The query to pull all the data I needed would run for several minutes before returning anything to me. I decided that to speed this up I would handle the joins in the application and just pull the rows I needed in the queries themselves. This took a query that would return in 15+ minutes down to less than 1 minute.

Microsoft has some code here: on how to do this. The code they had was over-engineered for what I needed to do so I decided to write my own.

The main method takes 2 tables and returns a new table. It is quick and dirty and can still be fleshed out if needed.

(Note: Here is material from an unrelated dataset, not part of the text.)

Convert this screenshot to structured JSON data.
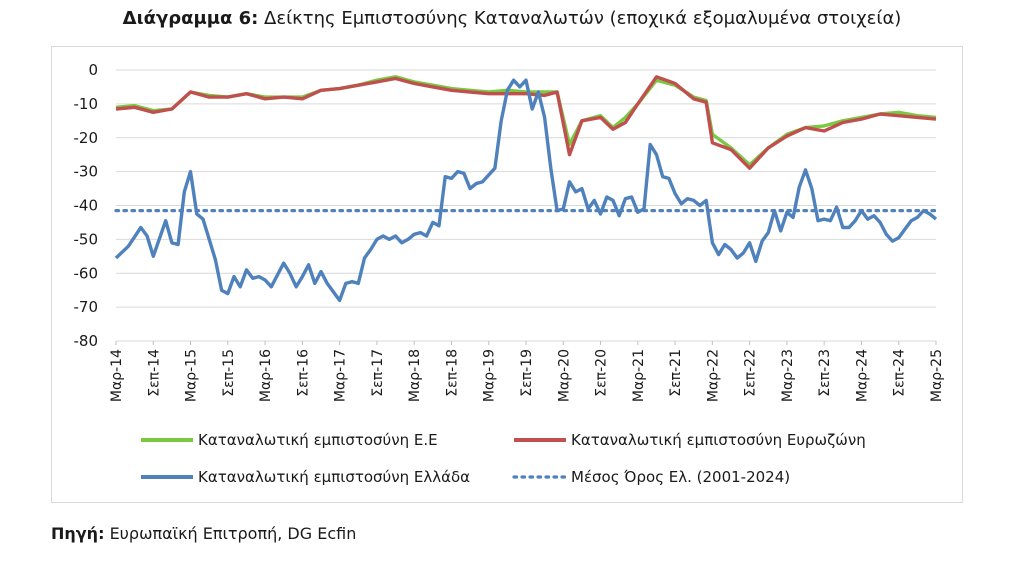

public static class MergeData
{
public static DataTable Merge(DataTable tableOne, DataTable tableTwo)
{
DataTable output;

output = new DataTable();

CopyColumns(tableOne, ref output);
CopyColumns(tableTwo, ref output);
CopyData(tableOne, tableTwo, ref output);

return output;
}

public static void CopyData(DataTable tableOne, DataTable tableTwo, ref DataTable destinationTable)
{
foreach (DataRow row in tableOne.Rows)
{
DataRow nr;
DataRow[] joinedRows;

nr = destinationTable.NewRow();

foreach (DataColumn dc in tableOne.Columns)
{
nr[dc.Table.TableName + "." + dc.ColumnName] = row[dc.ColumnName];
}

string selectStatement = tableTwo.Columns[1].ColumnName + " = '" + row[tableOne.Columns[1].ColumnName] + "'";
joinedRows = tableTwo.Select(selectStatement);

foreach (DataColumn dc in tableTwo.Columns)
{
nr[dc.Table.TableName + "." + dc.ColumnName] = joinedRows[0][dc.ColumnName];
}

destinationTable.Rows.Add(nr);
}
}

public static void CopyColumns(DataTable table, ref DataTable output)
{
foreach (DataColumn dc in table.Columns)
{
DataColumn nc;

nc = new DataColumn(table.TableName + "." + dc.ColumnName, dc.DataType);
AddColumn(nc, ref output);
}
}

public static void AddColumn(DataColumn dc, ref DataTable dt)
{
if (!dt.Columns.Contains(dc.ColumnName))
{
dt.Columns.Add(dc);
}
}
}